Tell them Bend Parks and Rec needs to be held accountable to taxpayers for not delivering what was promised and provide the community with a clear explanation for how they plan to remedy the issues surrounding the Bend Whitewater Park. There are a number of other whitewater parks built in similar types of environments around the world, many of which could've easily been used as a model for this park. In addition, a number of experienced designers bid on this project. Why did BPR choose an inexperienced contractor to complete this job and why are they continuing to use the same contractor to make adjustments? In additions, other parks such as the one in Boise and in Reno were completed for less than half the cost of the Bend Park. Why have we spent so much money on a park that is unsafe and not user friendly?
—Bend Surf Alliance: Lets Fix the Surf Park
DOING A GOOD JOB
I read the Source pretty regularly and always enjoy it thoroughly, especially readers' letters and Amy Alkon's column. I have also located service providers and places to eat that I would likely not otherwise have found by reading the ads, many of which seem to appear nowhere else. Keep up the good work!
IN REPLY TO "THE BOOT: LESS GRANDSTANDING, MORE LISTENING" (10/21)
Thank you, well said. Anyone still remember: E pluribus unum or divided we shall fall? Political parties fail us.
IN REPLY TO "FIGHT FOR YOUR RIGHT TO PARTY" (9/30)
Allan Bruckner, former mayor of Bend, should do his homework. The Riverside Market has done a survey. I live in this neighborhood and certainly do not object to the convenience of being able to grab a cup of coffee, meet friends for dinner, grab a snack or sunscreen when I am floating the river. My friends with kids have play dates here. It has been here much longer than the neighbor that had time on his hands all summer to call police for noise. If you did your homework you would know that there was never a high decibel reading.
IN REPLY TO "LETTERS 10/21-10/28"
Born and raised in Bend. Left for college and then for the military, mostly overseas. I have been back fewer than a handful of times, and it has changed significantly. My dad left town over 10 years ago, so I don't have much of a reason to visit as he was my anchor there. He had a saying that Bend is "poverty with a view." Apparently there are many bankrupt families there and many more on the verge if they lose their job, which is ironic since high paying jobs are rare.

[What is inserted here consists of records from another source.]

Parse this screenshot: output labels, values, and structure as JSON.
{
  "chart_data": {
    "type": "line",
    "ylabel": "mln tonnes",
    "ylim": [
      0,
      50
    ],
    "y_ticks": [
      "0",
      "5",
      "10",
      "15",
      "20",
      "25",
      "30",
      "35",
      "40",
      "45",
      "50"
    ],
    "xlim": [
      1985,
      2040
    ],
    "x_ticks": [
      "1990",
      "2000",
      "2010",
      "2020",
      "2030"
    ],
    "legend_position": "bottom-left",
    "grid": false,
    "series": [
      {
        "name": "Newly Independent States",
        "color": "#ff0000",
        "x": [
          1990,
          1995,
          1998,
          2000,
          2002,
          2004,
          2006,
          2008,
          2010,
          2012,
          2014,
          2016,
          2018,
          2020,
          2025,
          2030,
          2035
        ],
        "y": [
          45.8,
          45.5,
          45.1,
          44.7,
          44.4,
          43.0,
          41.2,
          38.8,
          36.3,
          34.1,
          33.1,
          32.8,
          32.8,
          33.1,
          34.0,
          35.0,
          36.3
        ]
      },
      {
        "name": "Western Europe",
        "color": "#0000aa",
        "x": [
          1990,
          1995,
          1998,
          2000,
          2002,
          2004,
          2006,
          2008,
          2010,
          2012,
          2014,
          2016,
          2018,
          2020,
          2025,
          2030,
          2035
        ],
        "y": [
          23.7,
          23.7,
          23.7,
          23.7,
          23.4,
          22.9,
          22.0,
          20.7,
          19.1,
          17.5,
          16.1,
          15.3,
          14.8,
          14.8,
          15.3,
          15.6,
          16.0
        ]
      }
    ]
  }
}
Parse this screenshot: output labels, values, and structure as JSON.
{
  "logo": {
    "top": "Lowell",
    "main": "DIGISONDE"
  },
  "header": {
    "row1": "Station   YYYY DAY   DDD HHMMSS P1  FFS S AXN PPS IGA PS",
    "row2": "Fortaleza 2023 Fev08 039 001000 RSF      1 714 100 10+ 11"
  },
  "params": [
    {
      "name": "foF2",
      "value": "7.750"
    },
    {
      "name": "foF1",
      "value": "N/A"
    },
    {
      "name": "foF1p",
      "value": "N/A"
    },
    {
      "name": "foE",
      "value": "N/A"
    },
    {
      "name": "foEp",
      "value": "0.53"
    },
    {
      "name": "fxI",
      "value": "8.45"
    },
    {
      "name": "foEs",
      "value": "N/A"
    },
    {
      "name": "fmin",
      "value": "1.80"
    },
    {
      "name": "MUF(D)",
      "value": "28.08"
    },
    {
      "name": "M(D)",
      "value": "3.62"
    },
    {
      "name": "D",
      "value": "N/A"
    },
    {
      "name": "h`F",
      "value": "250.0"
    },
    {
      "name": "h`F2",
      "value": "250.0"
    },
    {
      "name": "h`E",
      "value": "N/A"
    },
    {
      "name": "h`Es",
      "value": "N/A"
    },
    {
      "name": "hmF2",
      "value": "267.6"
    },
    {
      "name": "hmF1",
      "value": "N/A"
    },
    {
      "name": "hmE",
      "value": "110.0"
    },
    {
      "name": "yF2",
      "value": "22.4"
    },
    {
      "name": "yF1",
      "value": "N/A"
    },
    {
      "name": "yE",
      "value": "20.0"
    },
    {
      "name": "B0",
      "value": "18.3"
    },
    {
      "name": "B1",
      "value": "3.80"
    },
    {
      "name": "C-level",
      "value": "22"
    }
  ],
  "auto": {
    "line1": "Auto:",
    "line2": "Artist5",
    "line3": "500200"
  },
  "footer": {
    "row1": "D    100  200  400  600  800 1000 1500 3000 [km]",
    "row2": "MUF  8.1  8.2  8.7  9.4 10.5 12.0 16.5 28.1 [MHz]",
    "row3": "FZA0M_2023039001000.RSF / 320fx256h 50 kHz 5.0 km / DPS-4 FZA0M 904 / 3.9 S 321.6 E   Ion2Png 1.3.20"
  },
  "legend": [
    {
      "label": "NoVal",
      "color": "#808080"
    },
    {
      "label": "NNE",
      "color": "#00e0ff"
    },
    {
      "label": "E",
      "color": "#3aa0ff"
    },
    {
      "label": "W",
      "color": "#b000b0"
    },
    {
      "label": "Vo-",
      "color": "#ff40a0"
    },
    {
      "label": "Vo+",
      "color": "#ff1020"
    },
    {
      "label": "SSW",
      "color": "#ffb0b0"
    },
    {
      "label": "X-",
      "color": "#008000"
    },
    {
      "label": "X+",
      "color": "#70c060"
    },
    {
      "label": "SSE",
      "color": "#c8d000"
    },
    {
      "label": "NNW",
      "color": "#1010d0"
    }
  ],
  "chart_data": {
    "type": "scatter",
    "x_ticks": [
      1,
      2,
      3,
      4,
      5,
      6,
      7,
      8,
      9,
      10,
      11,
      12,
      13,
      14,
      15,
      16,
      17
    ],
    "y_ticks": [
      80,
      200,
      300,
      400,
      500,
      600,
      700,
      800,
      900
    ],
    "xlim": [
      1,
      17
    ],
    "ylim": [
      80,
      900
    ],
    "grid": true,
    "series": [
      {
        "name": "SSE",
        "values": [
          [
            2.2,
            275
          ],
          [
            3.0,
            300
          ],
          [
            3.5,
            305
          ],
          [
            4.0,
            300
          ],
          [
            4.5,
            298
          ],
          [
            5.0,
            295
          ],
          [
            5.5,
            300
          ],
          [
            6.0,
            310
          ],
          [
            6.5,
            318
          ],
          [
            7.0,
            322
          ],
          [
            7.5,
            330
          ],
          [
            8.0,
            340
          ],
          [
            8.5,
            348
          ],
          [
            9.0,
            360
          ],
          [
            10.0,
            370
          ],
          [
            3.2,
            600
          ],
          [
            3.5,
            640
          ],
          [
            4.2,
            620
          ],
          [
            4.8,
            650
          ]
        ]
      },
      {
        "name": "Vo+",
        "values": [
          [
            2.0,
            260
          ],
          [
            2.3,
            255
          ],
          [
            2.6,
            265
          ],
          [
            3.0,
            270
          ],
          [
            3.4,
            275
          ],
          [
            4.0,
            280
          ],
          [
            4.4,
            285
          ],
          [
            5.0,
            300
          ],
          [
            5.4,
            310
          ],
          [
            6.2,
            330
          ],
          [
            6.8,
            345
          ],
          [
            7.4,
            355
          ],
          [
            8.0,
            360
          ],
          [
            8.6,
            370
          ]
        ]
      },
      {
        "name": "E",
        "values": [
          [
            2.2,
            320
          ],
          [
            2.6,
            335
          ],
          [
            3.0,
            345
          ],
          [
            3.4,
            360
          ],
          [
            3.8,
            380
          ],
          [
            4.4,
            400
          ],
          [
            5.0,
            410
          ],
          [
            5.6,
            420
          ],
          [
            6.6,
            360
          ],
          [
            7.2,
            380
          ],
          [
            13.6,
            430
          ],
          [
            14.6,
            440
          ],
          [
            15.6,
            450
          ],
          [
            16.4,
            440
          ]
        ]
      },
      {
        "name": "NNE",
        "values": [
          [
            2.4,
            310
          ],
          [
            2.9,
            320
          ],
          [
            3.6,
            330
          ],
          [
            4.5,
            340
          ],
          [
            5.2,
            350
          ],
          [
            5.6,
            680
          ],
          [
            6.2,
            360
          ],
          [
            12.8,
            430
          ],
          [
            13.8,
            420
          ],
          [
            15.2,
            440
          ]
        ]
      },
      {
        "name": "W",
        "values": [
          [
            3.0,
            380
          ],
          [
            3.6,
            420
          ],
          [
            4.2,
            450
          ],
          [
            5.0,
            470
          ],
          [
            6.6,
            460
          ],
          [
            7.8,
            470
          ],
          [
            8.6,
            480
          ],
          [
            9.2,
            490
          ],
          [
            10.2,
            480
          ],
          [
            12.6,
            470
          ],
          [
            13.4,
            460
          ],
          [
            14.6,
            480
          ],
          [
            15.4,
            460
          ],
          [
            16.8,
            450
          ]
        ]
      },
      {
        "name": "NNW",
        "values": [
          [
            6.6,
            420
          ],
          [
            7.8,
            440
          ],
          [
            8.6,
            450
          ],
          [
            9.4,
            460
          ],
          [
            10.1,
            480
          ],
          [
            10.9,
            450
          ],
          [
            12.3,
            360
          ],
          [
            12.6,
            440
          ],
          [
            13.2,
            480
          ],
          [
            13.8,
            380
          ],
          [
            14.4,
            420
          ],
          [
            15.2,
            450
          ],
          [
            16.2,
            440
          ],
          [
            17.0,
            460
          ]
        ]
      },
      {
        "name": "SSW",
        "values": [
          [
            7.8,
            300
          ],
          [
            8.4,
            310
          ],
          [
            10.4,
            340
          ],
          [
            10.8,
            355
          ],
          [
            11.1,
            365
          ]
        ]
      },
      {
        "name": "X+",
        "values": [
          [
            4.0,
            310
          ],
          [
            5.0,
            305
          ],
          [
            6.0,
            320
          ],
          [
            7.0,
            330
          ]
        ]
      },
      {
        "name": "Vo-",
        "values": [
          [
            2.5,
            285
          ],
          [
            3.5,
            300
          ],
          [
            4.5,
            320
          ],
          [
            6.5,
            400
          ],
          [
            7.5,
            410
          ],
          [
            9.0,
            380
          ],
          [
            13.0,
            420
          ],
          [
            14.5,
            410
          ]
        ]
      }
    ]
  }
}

These same people rent their house, their car, and their furniture, so they don't own anything. It's all a facade and is a far cry from the town I experienced. I'm not one for nostalgia because I fully embrace progress, however, people being on the verge of financial ruin shouldn't be the case. Maybe that is a symptom of what is going on in the rest of the country, but Bend has become my worst fear: fake.

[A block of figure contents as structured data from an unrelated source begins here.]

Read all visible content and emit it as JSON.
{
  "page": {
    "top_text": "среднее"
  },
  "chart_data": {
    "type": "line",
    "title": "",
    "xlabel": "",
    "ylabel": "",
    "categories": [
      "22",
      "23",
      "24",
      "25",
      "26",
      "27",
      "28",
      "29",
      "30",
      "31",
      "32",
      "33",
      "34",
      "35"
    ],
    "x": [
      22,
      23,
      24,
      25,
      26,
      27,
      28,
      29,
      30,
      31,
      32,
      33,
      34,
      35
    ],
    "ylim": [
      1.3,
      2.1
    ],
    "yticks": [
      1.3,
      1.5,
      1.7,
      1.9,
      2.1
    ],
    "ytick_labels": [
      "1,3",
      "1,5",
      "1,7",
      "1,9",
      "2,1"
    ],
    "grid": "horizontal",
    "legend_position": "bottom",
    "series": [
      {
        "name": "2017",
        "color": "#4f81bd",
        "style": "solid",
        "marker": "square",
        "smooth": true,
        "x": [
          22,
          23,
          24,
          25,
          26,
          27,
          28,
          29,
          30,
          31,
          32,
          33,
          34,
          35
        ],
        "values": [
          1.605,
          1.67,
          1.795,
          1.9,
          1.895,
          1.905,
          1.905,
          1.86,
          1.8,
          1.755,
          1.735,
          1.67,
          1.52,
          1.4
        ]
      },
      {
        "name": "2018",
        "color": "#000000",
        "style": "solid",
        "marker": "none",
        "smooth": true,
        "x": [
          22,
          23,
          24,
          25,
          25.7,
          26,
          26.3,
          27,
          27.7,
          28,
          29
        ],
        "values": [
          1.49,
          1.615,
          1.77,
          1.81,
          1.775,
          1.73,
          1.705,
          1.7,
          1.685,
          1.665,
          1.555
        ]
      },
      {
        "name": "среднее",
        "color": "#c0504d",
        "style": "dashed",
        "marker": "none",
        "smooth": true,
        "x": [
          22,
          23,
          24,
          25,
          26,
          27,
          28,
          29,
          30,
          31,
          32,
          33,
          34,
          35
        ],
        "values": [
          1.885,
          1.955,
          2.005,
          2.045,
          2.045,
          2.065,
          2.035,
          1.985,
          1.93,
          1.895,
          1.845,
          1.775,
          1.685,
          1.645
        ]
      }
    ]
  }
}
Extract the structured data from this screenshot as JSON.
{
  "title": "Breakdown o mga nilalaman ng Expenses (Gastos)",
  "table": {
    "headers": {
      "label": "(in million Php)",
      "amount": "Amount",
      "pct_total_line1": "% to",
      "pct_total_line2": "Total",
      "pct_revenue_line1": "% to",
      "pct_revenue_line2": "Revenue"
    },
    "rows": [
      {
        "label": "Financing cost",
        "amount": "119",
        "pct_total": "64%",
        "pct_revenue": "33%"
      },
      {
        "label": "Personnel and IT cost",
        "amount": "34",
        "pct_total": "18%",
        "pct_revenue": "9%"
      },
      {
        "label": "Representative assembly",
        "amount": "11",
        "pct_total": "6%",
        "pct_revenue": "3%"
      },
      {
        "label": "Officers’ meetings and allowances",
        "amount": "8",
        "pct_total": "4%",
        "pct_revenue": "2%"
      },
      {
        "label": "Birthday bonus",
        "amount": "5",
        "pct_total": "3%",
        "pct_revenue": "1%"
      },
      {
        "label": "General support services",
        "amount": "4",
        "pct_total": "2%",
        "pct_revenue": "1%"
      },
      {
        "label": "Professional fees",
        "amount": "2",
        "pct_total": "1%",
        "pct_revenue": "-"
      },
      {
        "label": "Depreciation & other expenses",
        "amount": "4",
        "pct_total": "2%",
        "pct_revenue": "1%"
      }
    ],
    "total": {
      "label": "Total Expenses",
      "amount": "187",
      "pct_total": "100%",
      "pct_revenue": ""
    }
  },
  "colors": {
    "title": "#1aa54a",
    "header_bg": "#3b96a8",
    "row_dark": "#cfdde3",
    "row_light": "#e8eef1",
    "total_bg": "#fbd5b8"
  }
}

I am always amazed by all the people who feel landlords are greedy. I own homes in Central Oregon and for nearly ten years I have lost money. That recession nearly bankrupted me. What renters do not seem to understand is it is expensive to own a home. Yes, I have raised rent recently like many owners. But, what many of you do not realize is that it will take many more years before I break even on my investments.
—Not yet homeless either but close
To 'not yet homeless,'
I'm sorry that you've had the usual introduction to life with incompetents in central OR! There is an absence of city codes, law enforcement, and State laws to protect consumers here. Good luck with your future life.
HOMELESS IN BEND
I'm an 18-year resident of Bend who cannot find a place to live. I'm a single 50-year-old female graduate student at OSU and work part-time at Cascade Youth and Family's the LOFT, a homeless shelter for teens. Up until September I worked full time there but I can't work full time and student teach and take classes this year. The irony is not lost on me. Now I'm homeless too. I've been staying in a 40-year-old RV, as well as staying with friends. The RV doesn't have plumbing or dependable electricity.

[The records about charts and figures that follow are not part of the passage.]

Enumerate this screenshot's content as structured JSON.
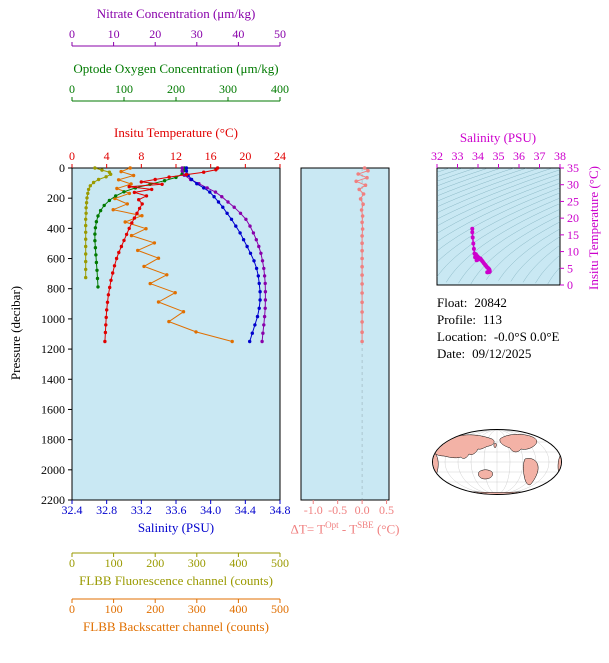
{
  "plot_bg": "#c9e8f3",
  "map": {
    "land_color": "#f3b2a6",
    "ocean_color": "#ffffff"
  },
  "pressure_axis": {
    "title": "Pressure (decibar)",
    "min": 0,
    "max": 2200,
    "ticks": [
      "0",
      "200",
      "400",
      "600",
      "800",
      "1000",
      "1200",
      "1400",
      "1600",
      "1800",
      "2000",
      "2200"
    ],
    "color": "#000000"
  },
  "float_info": {
    "lines": [
      {
        "label": "Float:",
        "value": "20842"
      },
      {
        "label": "Profile:",
        "value": "113"
      },
      {
        "label": "Location:",
        "value": "-0.0°S  0.0°E"
      },
      {
        "label": "Date:",
        "value": "09/12/2025"
      }
    ]
  },
  "chart_data": [
    {
      "id": "profile-plot",
      "type": "line",
      "ylabel": "Pressure (decibar)",
      "ylim": [
        0,
        2200
      ],
      "points_format": "[value, pressure_dbar]",
      "axes": {
        "nitrate": {
          "title": "Nitrate Concentration (μm/kg)",
          "min": 0,
          "max": 50,
          "ticks": [
            "0",
            "10",
            "20",
            "30",
            "40",
            "50"
          ],
          "color": "#8800aa"
        },
        "oxygen": {
          "title": "Optode Oxygen Concentration (μm/kg)",
          "min": 0,
          "max": 400,
          "ticks": [
            "0",
            "100",
            "200",
            "300",
            "400"
          ],
          "color": "#007a00"
        },
        "temperature": {
          "title": "Insitu Temperature (°C)",
          "min": 0,
          "max": 24,
          "ticks": [
            "0",
            "4",
            "8",
            "12",
            "16",
            "20",
            "24"
          ],
          "color": "#e00000"
        },
        "salinity": {
          "title": "Salinity (PSU)",
          "min": 32.4,
          "max": 34.8,
          "ticks": [
            "32.4",
            "32.8",
            "33.2",
            "33.6",
            "34.0",
            "34.4",
            "34.8"
          ],
          "color": "#0000cd"
        },
        "fluorescence": {
          "title": "FLBB Fluorescence channel (counts)",
          "min": 0,
          "max": 500,
          "ticks": [
            "0",
            "100",
            "200",
            "300",
            "400",
            "500"
          ],
          "color": "#9a9a00"
        },
        "backscatter": {
          "title": "FLBB Backscatter channel (counts)",
          "min": 0,
          "max": 500,
          "ticks": [
            "0",
            "100",
            "200",
            "300",
            "400",
            "500"
          ],
          "color": "#e06f00"
        }
      },
      "series": [
        {
          "name": "fluorescence",
          "axis": "fluorescence",
          "color": "#9a9a00",
          "points": [
            [
              55,
              0
            ],
            [
              72,
              14
            ],
            [
              90,
              28
            ],
            [
              93,
              42
            ],
            [
              82,
              58
            ],
            [
              64,
              76
            ],
            [
              52,
              96
            ],
            [
              44,
              118
            ],
            [
              40,
              142
            ],
            [
              38,
              168
            ],
            [
              36,
              198
            ],
            [
              35,
              230
            ],
            [
              34,
              264
            ],
            [
              34,
              300
            ],
            [
              33,
              340
            ],
            [
              33,
              382
            ],
            [
              33,
              426
            ],
            [
              33,
              472
            ],
            [
              33,
              520
            ],
            [
              33,
              570
            ],
            [
              33,
              620
            ],
            [
              33,
              672
            ],
            [
              33,
              726
            ]
          ]
        },
        {
          "name": "backscatter",
          "axis": "backscatter",
          "color": "#e06f00",
          "points": [
            [
              140,
              0
            ],
            [
              118,
              24
            ],
            [
              148,
              50
            ],
            [
              112,
              78
            ],
            [
              142,
              106
            ],
            [
              108,
              136
            ],
            [
              138,
              168
            ],
            [
              103,
              202
            ],
            [
              133,
              238
            ],
            [
              99,
              276
            ],
            [
              168,
              316
            ],
            [
              128,
              358
            ],
            [
              178,
              402
            ],
            [
              143,
              448
            ],
            [
              198,
              496
            ],
            [
              158,
              546
            ],
            [
              208,
              598
            ],
            [
              173,
              652
            ],
            [
              228,
              708
            ],
            [
              188,
              766
            ],
            [
              248,
              826
            ],
            [
              208,
              888
            ],
            [
              268,
              952
            ],
            [
              233,
              1018
            ],
            [
              298,
              1086
            ],
            [
              385,
              1150
            ]
          ]
        },
        {
          "name": "oxygen",
          "axis": "oxygen",
          "color": "#007a00",
          "points": [
            [
              216,
              0
            ],
            [
              215,
              18
            ],
            [
              212,
              40
            ],
            [
              200,
              62
            ],
            [
              178,
              84
            ],
            [
              150,
              108
            ],
            [
              122,
              132
            ],
            [
              100,
              158
            ],
            [
              84,
              185
            ],
            [
              72,
              215
            ],
            [
              62,
              248
            ],
            [
              55,
              282
            ],
            [
              50,
              318
            ],
            [
              47,
              356
            ],
            [
              45,
              396
            ],
            [
              44,
              438
            ],
            [
              44,
              482
            ],
            [
              45,
              528
            ],
            [
              46,
              576
            ],
            [
              47,
              626
            ],
            [
              48,
              678
            ],
            [
              49,
              732
            ],
            [
              50,
              788
            ]
          ]
        },
        {
          "name": "nitrate",
          "axis": "nitrate",
          "color": "#8800aa",
          "points": [
            [
              26.5,
              0
            ],
            [
              26.5,
              20
            ],
            [
              27,
              48
            ],
            [
              28.5,
              76
            ],
            [
              30.5,
              104
            ],
            [
              32.5,
              132
            ],
            [
              34.5,
              160
            ],
            [
              36,
              190
            ],
            [
              37.5,
              225
            ],
            [
              39,
              260
            ],
            [
              40.5,
              300
            ],
            [
              41.8,
              340
            ],
            [
              42.8,
              385
            ],
            [
              43.6,
              430
            ],
            [
              44.3,
              475
            ],
            [
              44.9,
              520
            ],
            [
              45.4,
              565
            ],
            [
              45.8,
              615
            ],
            [
              46.1,
              665
            ],
            [
              46.3,
              715
            ],
            [
              46.45,
              765
            ],
            [
              46.5,
              820
            ],
            [
              46.5,
              875
            ],
            [
              46.45,
              930
            ],
            [
              46.3,
              985
            ],
            [
              46.1,
              1040
            ],
            [
              45.9,
              1095
            ],
            [
              45.7,
              1150
            ]
          ]
        },
        {
          "name": "salinity",
          "axis": "salinity",
          "color": "#0000cd",
          "points": [
            [
              33.72,
              0
            ],
            [
              33.72,
              20
            ],
            [
              33.74,
              48
            ],
            [
              33.78,
              76
            ],
            [
              33.84,
              104
            ],
            [
              33.92,
              132
            ],
            [
              33.99,
              160
            ],
            [
              34.04,
              190
            ],
            [
              34.09,
              225
            ],
            [
              34.14,
              260
            ],
            [
              34.19,
              300
            ],
            [
              34.24,
              340
            ],
            [
              34.29,
              385
            ],
            [
              34.34,
              430
            ],
            [
              34.38,
              475
            ],
            [
              34.42,
              520
            ],
            [
              34.46,
              565
            ],
            [
              34.5,
              615
            ],
            [
              34.53,
              665
            ],
            [
              34.55,
              715
            ],
            [
              34.56,
              765
            ],
            [
              34.57,
              820
            ],
            [
              34.57,
              875
            ],
            [
              34.56,
              930
            ],
            [
              34.54,
              985
            ],
            [
              34.51,
              1040
            ],
            [
              34.48,
              1095
            ],
            [
              34.45,
              1150
            ]
          ]
        },
        {
          "name": "temperature",
          "axis": "temperature",
          "color": "#e00000",
          "points": [
            [
              16.8,
              0
            ],
            [
              16.6,
              12
            ],
            [
              15.2,
              28
            ],
            [
              13.2,
              44
            ],
            [
              11.2,
              60
            ],
            [
              9.6,
              76
            ],
            [
              8.0,
              92
            ],
            [
              10.4,
              108
            ],
            [
              6.6,
              124
            ],
            [
              9.2,
              142
            ],
            [
              7.2,
              162
            ],
            [
              8.6,
              185
            ],
            [
              7.7,
              210
            ],
            [
              8.1,
              238
            ],
            [
              7.8,
              268
            ],
            [
              7.5,
              300
            ],
            [
              7.2,
              332
            ],
            [
              6.9,
              364
            ],
            [
              6.6,
              400
            ],
            [
              6.3,
              440
            ],
            [
              6.0,
              480
            ],
            [
              5.7,
              520
            ],
            [
              5.4,
              560
            ],
            [
              5.15,
              600
            ],
            [
              4.9,
              648
            ],
            [
              4.7,
              696
            ],
            [
              4.5,
              744
            ],
            [
              4.35,
              792
            ],
            [
              4.2,
              840
            ],
            [
              4.1,
              890
            ],
            [
              4.0,
              940
            ],
            [
              3.95,
              990
            ],
            [
              3.9,
              1040
            ],
            [
              3.85,
              1090
            ],
            [
              3.8,
              1150
            ]
          ]
        }
      ]
    },
    {
      "id": "delta-temperature-plot",
      "type": "scatter",
      "xlabel_parts": {
        "prefix": "ΔT= T",
        "sup1": "Opt",
        "mid": " - T",
        "sup2": "SBE",
        "suffix": " (°C)"
      },
      "xlim": [
        -1.25,
        0.55
      ],
      "x_ticks": [
        "-1.0",
        "-0.5",
        "0.0",
        "0.5"
      ],
      "ylim": [
        0,
        2200
      ],
      "color": "#f08080",
      "points_format": "[delta_T_degC, pressure_dbar]",
      "points": [
        [
          0.05,
          0
        ],
        [
          0.12,
          18
        ],
        [
          -0.08,
          40
        ],
        [
          0.1,
          64
        ],
        [
          -0.12,
          88
        ],
        [
          0.07,
          114
        ],
        [
          -0.06,
          142
        ],
        [
          0.03,
          172
        ],
        [
          -0.03,
          205
        ],
        [
          0.02,
          240
        ],
        [
          -0.01,
          278
        ],
        [
          0.01,
          318
        ],
        [
          0.0,
          360
        ],
        [
          0.01,
          404
        ],
        [
          0.0,
          450
        ],
        [
          0.0,
          498
        ],
        [
          0.0,
          548
        ],
        [
          0.0,
          600
        ],
        [
          0.0,
          654
        ],
        [
          0.0,
          710
        ],
        [
          0.0,
          768
        ],
        [
          0.0,
          828
        ],
        [
          0.0,
          890
        ],
        [
          0.0,
          954
        ],
        [
          0.0,
          1020
        ],
        [
          0.0,
          1088
        ],
        [
          0.0,
          1150
        ]
      ]
    },
    {
      "id": "ts-diagram",
      "type": "scatter",
      "title": "Salinity (PSU)",
      "xlim": [
        32,
        38
      ],
      "x_ticks": [
        "32",
        "33",
        "34",
        "35",
        "36",
        "37",
        "38"
      ],
      "ylabel": "Insitu Temperature (°C)",
      "ylim": [
        0,
        35
      ],
      "y_ticks": [
        "0",
        "5",
        "10",
        "15",
        "20",
        "25",
        "30",
        "35"
      ],
      "color": "#cc00cc",
      "contour_color": "#55909f",
      "contours": "potential density isopycnals, sigma 18 to 30.5 step 0.5",
      "points_format": "[salinity_PSU, temperature_degC]",
      "points": [
        [
          33.72,
          16.8
        ],
        [
          33.72,
          15.8
        ],
        [
          33.74,
          14.2
        ],
        [
          33.77,
          12.4
        ],
        [
          33.8,
          10.8
        ],
        [
          33.83,
          9.4
        ],
        [
          33.86,
          8.3
        ],
        [
          33.9,
          9.2
        ],
        [
          33.93,
          7.4
        ],
        [
          33.97,
          8.6
        ],
        [
          34.0,
          7.6
        ],
        [
          34.04,
          8.2
        ],
        [
          34.08,
          7.8
        ],
        [
          34.12,
          7.9
        ],
        [
          34.16,
          7.5
        ],
        [
          34.2,
          7.2
        ],
        [
          34.24,
          6.9
        ],
        [
          34.29,
          6.5
        ],
        [
          34.34,
          6.1
        ],
        [
          34.38,
          5.8
        ],
        [
          34.42,
          5.5
        ],
        [
          34.46,
          5.2
        ],
        [
          34.5,
          5.0
        ],
        [
          34.53,
          4.8
        ],
        [
          34.55,
          4.6
        ],
        [
          34.56,
          4.4
        ],
        [
          34.57,
          4.2
        ],
        [
          34.57,
          4.05
        ],
        [
          34.56,
          3.95
        ],
        [
          34.54,
          3.9
        ],
        [
          34.51,
          3.87
        ],
        [
          34.48,
          3.84
        ],
        [
          34.45,
          3.8
        ]
      ]
    }
  ]
}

The thing is, I have money, just not enough to pay $1,200 for a studio or a one bedroom. I can pay maybe $850, at the most. But my biggest disqualifier is that I have pets. I got my pets when I owned a house here and am not willing to just give them away because I'm in school, and I am trying to rent a place. I have two small dogs and an 18-year-old cat that just sleeps on my bed 24/7. And this is the sin that prevents me from having housing.
I've lived in two rentals since having to sell my house and left each of them in excellent shape just like I found them. I have great rental, personal, and professional references. Yet, I'm still homeless. I would gladly move away to find housing except that I'm in my last year of my Masters of Arts in Teaching program at OSU and student teaching all of this year. At a time when I should be totally focused on my teaching practice, I'm instead trying to figure out how to keep me and my pets warm each night.
I love Bend and have chosen to make it my home for 18 years, but now it has become a hard place to be. And I know there are many people that are in my position or worse. What kind of town can't provide housing to middle class single professionals? How can we help provide housing to all and stop us from morphing into the Aspen of Oregon where only the rich can live? People are continuing to talk about the housing crisis but I've see very few people willing to do something about it personally, like keeping their rent at a reasonable price and recognizing there are responsible pet owners who make good tenants. Aren't we known for being a pet friendly town? What kind of town do we want for our future?